É interessante observarmos que esta glosa foi publicada em uma importante revista de circulação nacional, a Veja, em 1971, no período da ditadura militar. Palavras como “democracia” e “nação” são usadas de forma irônica numa época em que havia uma intensa repressão aos meios de comunicação.

Por volta de 1974, começou uma crise econômica mundial e esta crise aumentou muito o preço do petróleo, do trigo, de fertilizantes, etc. Com isso o déficit da balança comercial brasileira fui muito sintomático chegando a aproximadamente, entre 1974 e 9177, a dez bilhões de dólares. Isso bastou para o Brasil entrar, também, em uma grave crise econômica. “De 1970 a 1980 houve uma crescente concentração da renda do Brasil: os ricos ficaram mais ricos e os pobres, ainda mais pobres” (PILETTI, 1997. p. 308). Ainda de acordo com esse autor, a partir dessa crise,

a situação do povo tornou-se “dramática”, principalmente a partir de 1980: a produção diminuiu, o desemprego chegou a taxas nunca antes alcançadas, os salários reais baixaram, o consumo reduziu-se drasticamente e a fome atingiu proporções alarmantes. Em 1984 dois em cada três brasileiros passavam fome e cerca de mil crianças de até um ano morriam diariamente por inanição, isto é, por falta de alimento. (Idem. p. 308)

O poeta Raimundo Santa Helena no seu cordel “Cartilha do povo” retrata muito bem este momento histórico ao falar com ódio após refletir sobre o fato de que a riqueza estava concentrada nas mãos de alguns, ao passo que o pobre padecia e passava necessidades. O poema foi produzido pouco tempo depois do regime ditatorial.
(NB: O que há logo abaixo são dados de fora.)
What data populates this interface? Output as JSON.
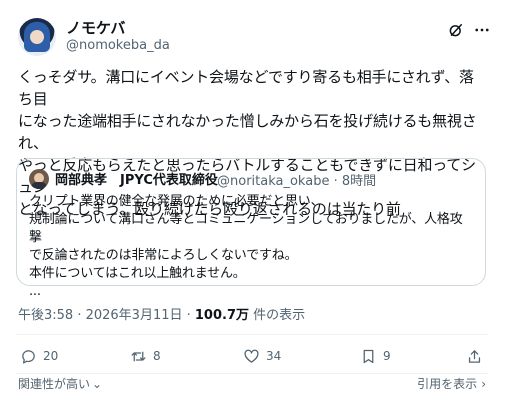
{
  "post": {
    "display_name": "ノモケバ",
    "handle": "@nomokeba_da",
    "text": "くっそダサ。溝口にイベント会場などですり寄るも相手にされず、落ち目\nになった途端相手にされなかった憎しみから石を投げ続けるも無視され、\nやっと反応もらえたと思ったらバトルすることもできずに日和ってシュン\nとなってしまう。殴り続けたら殴り返されるのは当たり前"
  },
  "quote": {
    "display_name": "岡部典孝　JPYC代表取締役",
    "handle_time": "@noritaka_okabe · 8時間",
    "text": "クリプト業界の健全な発展のために必要だと思い、\n規制論について溝口さん等とコミュニケーションしておりましたが、人格攻撃\nで反論されたのは非常によろしくないですね。\n本件についてはこれ以上触れません。\n..."
  },
  "meta": {
    "time": "午後3:58 · 2026年3月11日 · ",
    "views": "100.7万",
    "views_suffix": " 件の表示"
  },
  "actions": {
    "replies": "20",
    "reposts": "8",
    "likes": "34",
    "bookmarks": "9"
  },
  "footer": {
    "left": "関連性が高い",
    "right": "引用を表示"
  },
  "icons": [
    "grok-icon",
    "more-icon",
    "reply-icon",
    "repost-icon",
    "like-icon",
    "bookmark-icon",
    "share-icon",
    "chevron-down-icon",
    "chevron-right-icon"
  ]
}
De uma forma muito direta e com septilhas muito bem elaboradas em todo o folheto, o poeta faz uma reflexão em tom de protesto, como podemos ver nestes versos:

Ninguém nasceu neste mundo

Pra sofrer e virar Santo

Deus nos fez pra gozar

Mais do que pra derramar pranto

Mas na panela do povo

Só tem farofa de ovo

Quando almoço não janto.

E todo trabalhador

Ao teto vai ter direito

Um salário compatível

Pelo que faz ou foi feito

Quem lavrar terra é dono

Não haverá abandono

Pra quem tiver defeito.

Nestes versos, o poeta trata da realidade muito difícil pela qual passava o brasileiro. Fala do trabalhador sem teto, com alimentação precária “só tem farofa de ovo”, do direito de receber salários compatíveis, da concentração da terra nas mãos de poucos, “quem lavrar terra é dono”. Sobre a questão da democracia e reprovação da ditadura militar, o poeta afirma o seguinte:

Contestação não é crime

Onde há Democracia

Só ao cidadão pertence

A sua soberania.

No poder coercitivo

Jesus foi subversivo

Na versão da tirania.

Eu sou dono do meu passe

Faço arte sem patrão

Só quem tem capacidade

Deve ser Oposição

Porque lutar pelos fracos

É tatear nos buracos

Na densa escuridão.

Sobre a questão dos estrangeiros (das multinacionais), isto é, da concentração da riqueza do Brasil nas mãos dos grandes empresários estrangeiros o poeta fala o seguinte:

(...)

Do progresso brasileiro

O povão não usufrui

Embora com seu suor

É o que mais contribui

Mas num regime que suga

O honesto que madruga

Nada que presta possui.

Ninguém aguenta mais

Abrangentes privações

Estrangeiros controlando

No Brasil nossas ações

Vamos revirar as normas

Decretar nossas reformas

A partir das eleições.

(...)

O modelo econômico

Continua muito mal

Pequena média empresa

Viram lama no canal

Queremos mudar a fase

Que elas se tornem base

Da renda nacional.

Que haja maior respeito

Pelos grupos raciais

Também pelas minorias

Porque somos todos iguais

Um ensino democrático

Humano, moderno, prático

Justiça nos tribunais.

As multinacionais

Carregam nosso dinheiro

O desemprego empurra

O pobre pro cativeiro.

Na dimensão coletiva

Povo na locomotiva

É apenas passageiro.

Tem gatunos de gravata

É só cutucar a toca

O Governo dá dinheiro

Pra plantarem mandioca...

Não plantam nem o farelo

E ladrão rico donzelo

Vai pra Boston tomar coca.

O poeta Raimundo Santa Helena faz uma reflexão muito crítica acerca da realidade do Brasil. Talvez até com certa medida de ódio por todo esse processo. Desigualdades sociais, baixos salários, extensas jornadas de trabalho, concentração da renda nas mãos de empresários estrangeiros, fome, miséria, desemprego, etc. Era a realidade de um país ainda quase na ditadura, portanto no final do século XX. Com relação às multinacionais o poeta fala com conhecimento de causa, pois estas empresas se desenvolviam muito a partir de incentivos fiscais, ou melhor, “com o dinheiro do povo brasileiro” como bem disse Nelson Piletti no seu grande livro “História do Brasil” (1997), aqui reportado várias vezes.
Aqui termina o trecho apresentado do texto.